I am studying a PhD in Intelligent Cinematography (Y2/3). My research is focused on Dynamic Neural Radiance Fields for cinematographic applications. The project is supervised by Dave Bull and Pui Anantrasirichai and funded by My World.
I completed an MEng in Electronic Engineering with AI (First Class) at the University of Southampton. My dissertation focused on describing philosophical, legal and social decision making frameworks with machine learning algorithms; supervised by Mark Weal.
The first (comprehensive) review of computer vision research in the context of real video content acquisition for entertainment. To establish a structure, we categorise work by General, Virtual, Live and Aerial production, and within each category we discuss various machine learning applications and their links to other forms production. We also provide category-specific comments on future works and discuss the socail responsibilities for conducting ethical research.
Moving towards robust NeRF evaluation using synthetic datasets for point-based architectures. This focuses on point-quality and biases involved with various training and test camera distributions to derive metrics for scene complexity.
We focus on improving the compactness of 4-D NeRF representations while reducing GPU utilization so that we can run large datasets without high performance compute; with minor drop in performance. See webpage for results.
We provide an overview of Dynamic NeRF and Gaussian Splatting research in the context of cinematography and explore the use of these technologies (Nerfacto, 4D-GS and SC-GS) to produce (very) short film. Topics discussed: (1) Dynamic representations, (2) Articulated models vs Scene-based modelling, (3) Data collection
We produced three unsupervised general trend detection models models which. My part focused on detection using variance-related errors. This allowed for comprehensive evaluation of monotonic and heteroscedastic trends and was capable of detecting various behaviours that classical and SoA approaches can not. Additionally, I investigated multi-scale detection for non-uniformly distributed data using a binary change-point detection algorithm to control the window size for evaluation. Documentation here.

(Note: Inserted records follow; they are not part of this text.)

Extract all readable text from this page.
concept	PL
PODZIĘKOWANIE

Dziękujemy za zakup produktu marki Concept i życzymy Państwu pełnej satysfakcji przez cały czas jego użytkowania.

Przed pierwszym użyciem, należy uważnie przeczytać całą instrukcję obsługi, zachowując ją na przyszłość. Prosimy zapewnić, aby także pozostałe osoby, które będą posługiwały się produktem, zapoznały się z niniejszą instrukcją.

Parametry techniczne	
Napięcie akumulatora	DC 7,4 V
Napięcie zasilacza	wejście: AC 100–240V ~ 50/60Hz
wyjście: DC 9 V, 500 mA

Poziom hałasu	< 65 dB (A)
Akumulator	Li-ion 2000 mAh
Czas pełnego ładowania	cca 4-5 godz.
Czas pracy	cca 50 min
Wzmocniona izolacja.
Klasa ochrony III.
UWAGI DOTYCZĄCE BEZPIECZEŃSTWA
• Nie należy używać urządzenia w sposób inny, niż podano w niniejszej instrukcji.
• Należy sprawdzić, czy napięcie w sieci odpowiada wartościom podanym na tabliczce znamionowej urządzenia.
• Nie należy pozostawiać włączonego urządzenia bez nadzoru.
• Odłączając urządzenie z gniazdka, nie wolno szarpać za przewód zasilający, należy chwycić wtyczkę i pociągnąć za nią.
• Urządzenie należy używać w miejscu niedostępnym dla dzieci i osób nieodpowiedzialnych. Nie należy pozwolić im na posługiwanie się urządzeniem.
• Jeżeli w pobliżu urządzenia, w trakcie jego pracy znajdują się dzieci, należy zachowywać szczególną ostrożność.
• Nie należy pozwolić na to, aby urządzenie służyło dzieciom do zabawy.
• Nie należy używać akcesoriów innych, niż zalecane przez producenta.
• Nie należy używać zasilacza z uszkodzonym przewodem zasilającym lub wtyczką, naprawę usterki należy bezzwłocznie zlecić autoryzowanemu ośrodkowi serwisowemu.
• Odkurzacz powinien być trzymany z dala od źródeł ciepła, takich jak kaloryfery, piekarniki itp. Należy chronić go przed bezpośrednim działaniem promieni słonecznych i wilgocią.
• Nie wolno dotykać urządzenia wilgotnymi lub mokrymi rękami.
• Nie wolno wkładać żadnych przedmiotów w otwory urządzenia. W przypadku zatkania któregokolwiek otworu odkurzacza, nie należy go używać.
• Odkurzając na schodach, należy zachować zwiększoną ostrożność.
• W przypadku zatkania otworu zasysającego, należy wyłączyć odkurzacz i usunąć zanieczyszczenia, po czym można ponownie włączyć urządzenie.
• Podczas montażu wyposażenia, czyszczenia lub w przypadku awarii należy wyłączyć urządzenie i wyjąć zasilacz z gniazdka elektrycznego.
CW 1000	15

By relating classical ML techniques to well defined philosophical, social and ethical frameworks I developed a machine learning algorithm to resolve casual social dilemas. Given a set of possible outcomes, this: (1) selects the appropriate philosophical/social/ethical model based on generally accepted criteria, (2) simulates each model and derive scores for the various resolutions, (3) applies a weighted fusion to make a final choice, and (4) provides reasoning for the choice by refering to the selected models and scores. Documentation here.
The problem: You are blind, in a maze and fires appear randomly arround you each time you take a step. Can we resolve the maze unsupervised? This looks at deep Q-learning approaches to solve the maze and compares results for Deep-Q, Duelling Deep-Q, Rainbow algorithms. Additionally, I investigated combined experience replay and compared the greedy episilon and Boltzmann eplxoration methods. Code here.
I reproduced and extended the proposed Genetic Algorithm; which focuses on replicating the conditions of grouping and dispersal in bacterial micro-colonies to provide insight into cooperative structures. The extension focused on better representing individuals to allow for imprecisions in their understanding of the simulated environment. Paper and code found here.
A reproduction of, Are Neural Nets Modular? Inspecting Functional Modularity through Differentiable Weight Masks (ICLR '21). We reproduce the proposed tool for inspecting functional modularity and tested it on a range of NN architectures (namely CNNs and RNNs).
We wrote a comparative short paper on evaluating various linear and non-linear strategies for multi-objective sensor distribution for general irregular (agricultural) fields; supervised by Jose M. Pena. This primarily uses unsupervised differential evolution.